Beto’s Broken Pledge
Some anti-corporate-money candidates took things much further when it came to fossil fuels. 1,324 local, state and federal candidates, including O’Rourke, signed the No Fossil Fuel Money Pledge, which was organized by a coalition of progressive and environmental groups including leading member Oil Change International. The pledge is a commitment to “not knowingly accept any contributions over $200 from the PACs, executives, or front groups of fossil fuel companies.”
CRP’s data factors in refunded contributions through Oct. 17. The O’Rourke campaign reported refunding about $209,000 worth of donations from that date through Nov. 26, according to its latest filing. After the Federal Election Commission itemized the refund data, I went through it to see if the campaign had refunded any of the oil and gas executives’ donations I had identified in CRP’s data (after this article was first published). The campaign had not refunded any of them, making it clear that O’Rourke violated his No Fossil Fuel Pledge dozens of times. I’ve made the executive contribution data available on a public spreadsheet. Here are the stats:
- 24 oil and gas executives made 64 donations to O’Rourke through Oct. 17.
- 29 of these donations were “large” donations of over $200.
- Five of these donations were the maximum of $2,700.
- 22 of the donors gave more than $200 in aggregate, and 14 gave $1,000 or more.
O’Rourke’s office and campaign did not respond to repeated requests for comment.
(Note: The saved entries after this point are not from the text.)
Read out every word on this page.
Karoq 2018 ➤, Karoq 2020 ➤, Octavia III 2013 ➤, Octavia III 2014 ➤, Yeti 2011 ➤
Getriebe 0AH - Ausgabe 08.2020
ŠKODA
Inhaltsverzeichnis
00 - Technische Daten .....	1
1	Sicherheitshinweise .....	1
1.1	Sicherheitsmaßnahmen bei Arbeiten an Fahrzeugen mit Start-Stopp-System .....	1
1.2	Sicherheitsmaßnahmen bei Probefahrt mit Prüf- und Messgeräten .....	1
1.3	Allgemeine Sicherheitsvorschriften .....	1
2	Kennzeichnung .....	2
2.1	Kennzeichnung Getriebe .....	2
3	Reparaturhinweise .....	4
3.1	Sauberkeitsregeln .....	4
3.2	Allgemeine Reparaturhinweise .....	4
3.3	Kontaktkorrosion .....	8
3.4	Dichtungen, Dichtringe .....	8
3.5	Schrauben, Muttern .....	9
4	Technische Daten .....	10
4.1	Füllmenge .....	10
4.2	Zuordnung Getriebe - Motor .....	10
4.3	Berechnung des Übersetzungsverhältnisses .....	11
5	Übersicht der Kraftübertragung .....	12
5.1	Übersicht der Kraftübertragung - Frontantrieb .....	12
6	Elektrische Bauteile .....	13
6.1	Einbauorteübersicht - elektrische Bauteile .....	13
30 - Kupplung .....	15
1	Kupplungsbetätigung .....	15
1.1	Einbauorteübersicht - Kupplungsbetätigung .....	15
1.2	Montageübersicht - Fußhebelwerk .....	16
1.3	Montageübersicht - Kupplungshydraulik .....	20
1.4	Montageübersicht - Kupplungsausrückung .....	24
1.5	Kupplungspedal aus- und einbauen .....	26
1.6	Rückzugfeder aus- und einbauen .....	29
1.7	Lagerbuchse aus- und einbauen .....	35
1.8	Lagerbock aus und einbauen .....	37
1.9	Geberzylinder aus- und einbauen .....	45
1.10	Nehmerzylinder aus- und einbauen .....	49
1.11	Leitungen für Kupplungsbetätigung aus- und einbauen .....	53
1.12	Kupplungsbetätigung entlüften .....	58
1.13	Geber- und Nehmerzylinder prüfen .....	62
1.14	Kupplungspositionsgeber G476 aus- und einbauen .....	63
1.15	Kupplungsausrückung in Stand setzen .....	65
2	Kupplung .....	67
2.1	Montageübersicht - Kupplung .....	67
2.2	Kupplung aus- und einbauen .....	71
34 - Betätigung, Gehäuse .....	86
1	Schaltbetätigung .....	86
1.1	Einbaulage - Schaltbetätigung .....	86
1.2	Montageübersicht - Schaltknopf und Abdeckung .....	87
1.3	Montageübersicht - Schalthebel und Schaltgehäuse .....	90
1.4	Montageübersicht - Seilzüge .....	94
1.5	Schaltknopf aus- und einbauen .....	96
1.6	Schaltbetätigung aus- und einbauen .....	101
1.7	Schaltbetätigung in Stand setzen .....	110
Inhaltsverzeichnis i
“We only just found out about the information based off of your email and retracing that thread,” said Oil Change USA’s Turnbull. “We’re going to be reaching out to Beto’s campaign to get a better understanding of what the situation is, and if his contributions are indeed counter to the spirit of the pledge, we’ll take him off the website and certainly encourage him to come back into compliance with the pledge.”
In Conclusion
In the Beto Battle on Twitter, many users, including Tanden, failed to distinguish between journalism and electoral advocacy. Regardless of your personal opinions of Sirota, and regardless of where he may have worked in the distant past, he doesn’t work for any political campaigns. He is an investigative reporter who works for a small, independent publication, as do I. He, and I, write about issues we think are most important, such as climate change and the reasons behind the United States’ inaction on it.
The idea that tweeting out interesting campaign finance findings, or in the case of Liz Bruenig, offering her leftist opinions on what she sees as shortcoming on O’Rourke’s part, is bad for democracy is wrong. Now is the beginning of a primary election, a time when people take a harder look at the candidates. It’s when people begin the process of deciding for whom they’ll cast their votes in the 2020 primaries.
For politics reporters like myself, it’s when we refocus our energy from one election to the next. If I decided, as many tweeters have generously told me, to just “let things play out” or to “fuck off and die and take the Sirota [BLEEP] klan with me,” I don’t think either outcome would be a very good one.
It’s not our job to sit back and let the political operatives decide who deserves scrutiny and who doesn’t. We’ve seen that movie before. What we’ll continue doing at Sludge is dissecting everyone’s campaign finance reports and overturning anything we think is worth your eyeballs, regardless of party, charisma, and, most importantly, what pundits and ideological think tanks want. Join our newsletter to make sure you get our latest.
If you’ve read this far, I thank you sincerely. See you in the Twitterverse.
This article has been updated to exclude oil and gas-linked contribution data from Cruz’s 2016 presidential campaign.